Labour is now known to be an inflammatory process involving prostaglandins – the inflammation leads to tissue loss, and I believe that the lost tissue is collagen – the very scaffolding that is preventing widespread stretch. Textbooks will inform you that uterine muscle is the only muscle that reverts to less than its original length after contracting, loss of collagen may well be the explanation.
The first stage of labour is a positive feedforward process led by what I call the stretch:contract reflex. We are not aware of gut and colon contractions moving food and waste products through the body but, starting with the Braxton Hicks contractions of pregnancy, we do become aware of uterine contractions. As they become stronger they are perceived – and labelled as – painful. After all, they have a lot more work to do – it’s not called labour for nothing!
So I have come to the conclusion that the first stage of labour is a whole series of stretch:contract reflexes that move the baby down towards the cervix and allow the cervix to open once its own collagen has ‘melted away’.
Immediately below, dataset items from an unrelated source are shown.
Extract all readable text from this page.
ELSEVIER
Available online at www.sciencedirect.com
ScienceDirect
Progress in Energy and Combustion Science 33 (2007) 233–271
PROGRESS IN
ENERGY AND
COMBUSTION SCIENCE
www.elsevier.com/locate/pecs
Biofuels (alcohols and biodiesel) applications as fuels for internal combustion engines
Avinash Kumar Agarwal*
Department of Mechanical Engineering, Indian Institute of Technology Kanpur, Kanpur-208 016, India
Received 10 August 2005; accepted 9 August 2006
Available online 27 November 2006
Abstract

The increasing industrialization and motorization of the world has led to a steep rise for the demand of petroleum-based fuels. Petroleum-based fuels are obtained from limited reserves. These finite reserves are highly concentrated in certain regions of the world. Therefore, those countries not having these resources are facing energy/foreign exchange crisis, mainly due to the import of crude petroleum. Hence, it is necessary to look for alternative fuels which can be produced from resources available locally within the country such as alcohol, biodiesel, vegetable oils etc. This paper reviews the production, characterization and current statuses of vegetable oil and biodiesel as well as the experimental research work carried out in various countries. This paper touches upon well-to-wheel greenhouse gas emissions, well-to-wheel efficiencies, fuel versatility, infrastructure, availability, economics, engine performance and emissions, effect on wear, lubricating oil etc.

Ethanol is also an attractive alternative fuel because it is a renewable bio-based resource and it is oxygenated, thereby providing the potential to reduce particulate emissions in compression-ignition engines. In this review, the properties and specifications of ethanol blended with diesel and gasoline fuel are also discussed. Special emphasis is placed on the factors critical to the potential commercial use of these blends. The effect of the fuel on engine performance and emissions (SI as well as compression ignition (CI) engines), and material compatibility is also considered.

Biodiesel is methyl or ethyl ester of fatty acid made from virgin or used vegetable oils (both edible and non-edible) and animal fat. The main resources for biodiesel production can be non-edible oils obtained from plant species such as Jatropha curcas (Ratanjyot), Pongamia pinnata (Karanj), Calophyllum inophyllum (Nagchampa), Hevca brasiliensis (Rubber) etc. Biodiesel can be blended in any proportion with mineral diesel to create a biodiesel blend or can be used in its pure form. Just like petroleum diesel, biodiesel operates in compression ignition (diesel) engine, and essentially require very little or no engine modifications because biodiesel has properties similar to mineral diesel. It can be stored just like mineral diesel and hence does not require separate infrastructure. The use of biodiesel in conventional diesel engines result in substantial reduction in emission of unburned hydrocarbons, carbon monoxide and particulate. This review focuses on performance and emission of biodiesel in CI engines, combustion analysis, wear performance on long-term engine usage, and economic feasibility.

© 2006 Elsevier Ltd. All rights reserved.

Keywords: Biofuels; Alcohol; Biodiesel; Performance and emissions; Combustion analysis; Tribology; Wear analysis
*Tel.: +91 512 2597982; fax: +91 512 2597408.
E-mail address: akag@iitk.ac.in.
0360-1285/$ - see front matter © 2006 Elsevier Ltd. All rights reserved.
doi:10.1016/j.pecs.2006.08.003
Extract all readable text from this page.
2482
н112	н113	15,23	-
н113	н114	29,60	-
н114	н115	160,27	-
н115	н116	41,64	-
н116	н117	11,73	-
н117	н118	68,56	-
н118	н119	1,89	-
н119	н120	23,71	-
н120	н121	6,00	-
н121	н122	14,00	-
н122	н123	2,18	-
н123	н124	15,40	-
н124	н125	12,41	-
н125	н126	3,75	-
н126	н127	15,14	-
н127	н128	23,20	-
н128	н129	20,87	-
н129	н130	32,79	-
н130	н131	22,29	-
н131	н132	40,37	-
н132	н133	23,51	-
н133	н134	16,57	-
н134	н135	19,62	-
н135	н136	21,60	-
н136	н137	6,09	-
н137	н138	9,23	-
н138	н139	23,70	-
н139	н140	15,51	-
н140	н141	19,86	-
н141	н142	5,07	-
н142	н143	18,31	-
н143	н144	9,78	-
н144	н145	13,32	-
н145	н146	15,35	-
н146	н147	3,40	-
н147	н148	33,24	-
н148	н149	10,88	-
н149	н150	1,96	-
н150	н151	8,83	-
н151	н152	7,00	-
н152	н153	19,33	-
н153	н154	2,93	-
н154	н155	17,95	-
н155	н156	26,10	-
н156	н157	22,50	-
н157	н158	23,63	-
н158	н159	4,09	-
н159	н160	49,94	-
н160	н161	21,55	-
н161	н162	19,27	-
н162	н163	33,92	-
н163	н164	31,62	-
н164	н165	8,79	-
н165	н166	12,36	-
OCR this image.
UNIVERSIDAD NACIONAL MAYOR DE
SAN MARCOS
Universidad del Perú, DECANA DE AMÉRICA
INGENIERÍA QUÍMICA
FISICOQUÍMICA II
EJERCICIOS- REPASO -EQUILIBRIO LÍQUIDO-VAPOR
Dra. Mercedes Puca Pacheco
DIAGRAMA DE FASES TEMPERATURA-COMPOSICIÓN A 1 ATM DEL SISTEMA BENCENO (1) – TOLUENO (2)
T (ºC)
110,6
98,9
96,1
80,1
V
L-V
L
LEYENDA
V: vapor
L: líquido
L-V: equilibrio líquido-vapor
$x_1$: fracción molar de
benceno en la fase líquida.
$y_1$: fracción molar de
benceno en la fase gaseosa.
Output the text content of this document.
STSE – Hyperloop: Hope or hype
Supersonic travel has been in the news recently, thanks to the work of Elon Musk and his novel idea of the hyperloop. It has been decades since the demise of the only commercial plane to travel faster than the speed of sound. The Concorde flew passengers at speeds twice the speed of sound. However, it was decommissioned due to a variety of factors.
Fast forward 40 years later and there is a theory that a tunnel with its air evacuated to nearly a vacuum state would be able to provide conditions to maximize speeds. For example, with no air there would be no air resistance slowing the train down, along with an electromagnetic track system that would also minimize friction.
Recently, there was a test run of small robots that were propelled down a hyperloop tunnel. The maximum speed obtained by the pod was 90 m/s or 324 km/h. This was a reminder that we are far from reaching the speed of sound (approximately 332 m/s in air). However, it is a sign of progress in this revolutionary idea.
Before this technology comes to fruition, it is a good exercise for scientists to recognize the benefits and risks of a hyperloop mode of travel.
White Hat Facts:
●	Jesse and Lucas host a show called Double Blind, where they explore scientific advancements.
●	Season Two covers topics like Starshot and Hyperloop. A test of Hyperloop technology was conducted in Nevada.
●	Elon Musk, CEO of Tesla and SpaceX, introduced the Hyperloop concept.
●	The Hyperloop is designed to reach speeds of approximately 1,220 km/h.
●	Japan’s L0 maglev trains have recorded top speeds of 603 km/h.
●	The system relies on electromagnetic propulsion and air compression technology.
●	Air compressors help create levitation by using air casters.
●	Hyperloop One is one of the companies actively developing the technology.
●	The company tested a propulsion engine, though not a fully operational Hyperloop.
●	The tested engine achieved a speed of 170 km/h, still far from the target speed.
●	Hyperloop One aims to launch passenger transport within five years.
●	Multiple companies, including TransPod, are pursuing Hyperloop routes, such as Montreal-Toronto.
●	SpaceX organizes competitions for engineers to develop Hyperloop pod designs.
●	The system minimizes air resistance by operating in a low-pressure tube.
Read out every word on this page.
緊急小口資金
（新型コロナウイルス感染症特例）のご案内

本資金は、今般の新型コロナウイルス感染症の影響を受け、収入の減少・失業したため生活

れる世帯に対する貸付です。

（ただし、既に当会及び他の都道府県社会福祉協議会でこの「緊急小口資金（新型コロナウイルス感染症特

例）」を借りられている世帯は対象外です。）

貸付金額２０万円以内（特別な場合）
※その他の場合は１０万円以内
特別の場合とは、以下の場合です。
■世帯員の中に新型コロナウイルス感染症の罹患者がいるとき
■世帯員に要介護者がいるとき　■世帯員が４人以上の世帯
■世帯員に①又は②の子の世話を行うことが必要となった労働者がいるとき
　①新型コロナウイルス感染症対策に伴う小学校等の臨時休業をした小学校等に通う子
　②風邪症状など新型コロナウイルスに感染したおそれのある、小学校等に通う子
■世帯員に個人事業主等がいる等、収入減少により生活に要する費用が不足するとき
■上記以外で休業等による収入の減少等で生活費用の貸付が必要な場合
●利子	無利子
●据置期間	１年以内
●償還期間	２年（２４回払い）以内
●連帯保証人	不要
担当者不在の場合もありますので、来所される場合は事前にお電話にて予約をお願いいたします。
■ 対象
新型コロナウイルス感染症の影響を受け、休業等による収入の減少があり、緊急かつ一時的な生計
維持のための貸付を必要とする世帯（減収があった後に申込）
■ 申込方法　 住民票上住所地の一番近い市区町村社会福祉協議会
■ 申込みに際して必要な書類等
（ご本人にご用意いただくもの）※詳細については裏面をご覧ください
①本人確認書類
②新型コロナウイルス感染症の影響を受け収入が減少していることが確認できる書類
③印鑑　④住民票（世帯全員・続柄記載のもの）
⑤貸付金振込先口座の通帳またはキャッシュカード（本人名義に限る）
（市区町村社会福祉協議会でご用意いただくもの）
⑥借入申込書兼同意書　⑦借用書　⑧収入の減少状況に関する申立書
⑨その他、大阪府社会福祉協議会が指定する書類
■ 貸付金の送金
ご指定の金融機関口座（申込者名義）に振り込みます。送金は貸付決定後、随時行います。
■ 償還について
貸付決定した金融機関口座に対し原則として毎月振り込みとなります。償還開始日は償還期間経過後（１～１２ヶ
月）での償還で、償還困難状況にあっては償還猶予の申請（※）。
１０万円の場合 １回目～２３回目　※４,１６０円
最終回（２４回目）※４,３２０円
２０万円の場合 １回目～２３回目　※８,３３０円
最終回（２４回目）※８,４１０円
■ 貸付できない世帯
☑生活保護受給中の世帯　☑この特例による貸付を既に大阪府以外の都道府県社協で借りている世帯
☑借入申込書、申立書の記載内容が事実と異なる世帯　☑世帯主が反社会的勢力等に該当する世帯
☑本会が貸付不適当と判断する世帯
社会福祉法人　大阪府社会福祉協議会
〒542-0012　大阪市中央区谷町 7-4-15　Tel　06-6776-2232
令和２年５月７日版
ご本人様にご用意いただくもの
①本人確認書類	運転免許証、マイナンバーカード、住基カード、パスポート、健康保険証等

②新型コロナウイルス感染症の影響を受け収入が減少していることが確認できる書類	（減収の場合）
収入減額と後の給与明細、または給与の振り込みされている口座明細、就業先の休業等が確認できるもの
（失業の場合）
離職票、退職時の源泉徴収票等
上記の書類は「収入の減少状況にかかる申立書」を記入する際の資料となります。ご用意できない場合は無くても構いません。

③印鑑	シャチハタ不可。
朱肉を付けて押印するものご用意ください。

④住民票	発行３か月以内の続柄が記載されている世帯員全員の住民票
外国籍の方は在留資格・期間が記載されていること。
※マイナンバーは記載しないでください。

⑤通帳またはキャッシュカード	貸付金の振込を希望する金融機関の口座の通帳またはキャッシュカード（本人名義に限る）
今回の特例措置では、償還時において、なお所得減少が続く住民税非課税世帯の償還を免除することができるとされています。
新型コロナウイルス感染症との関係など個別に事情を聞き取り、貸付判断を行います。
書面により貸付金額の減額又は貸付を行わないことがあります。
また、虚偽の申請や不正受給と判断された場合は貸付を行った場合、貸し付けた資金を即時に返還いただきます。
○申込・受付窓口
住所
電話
The stretch:contract reflex is overlooked in birth, scientists have become obsessed with hormones and biochemicals (as indeed I was when I first embarked on my journey towards understanding birth). And what does the stretching? The baby of course. The baby is no passive passenger but actively seeks the exit – once the substance of the cervix and uterus have changed enough to enable him to do so. The purpose of the first stage of labour is to position the baby in the best position for the journey through the pelvis. Yes, the cervix must open but this can be thought of as an inevitable consequence of untying the cervical knot to reveal the exit to the baby, and of the change in the substance of the cervix and the uterus. The cervix opening is the inevitable result of internal pressure from the baby and the waters. The cervix opens because now it can. Second stage is a new part of the story for another post.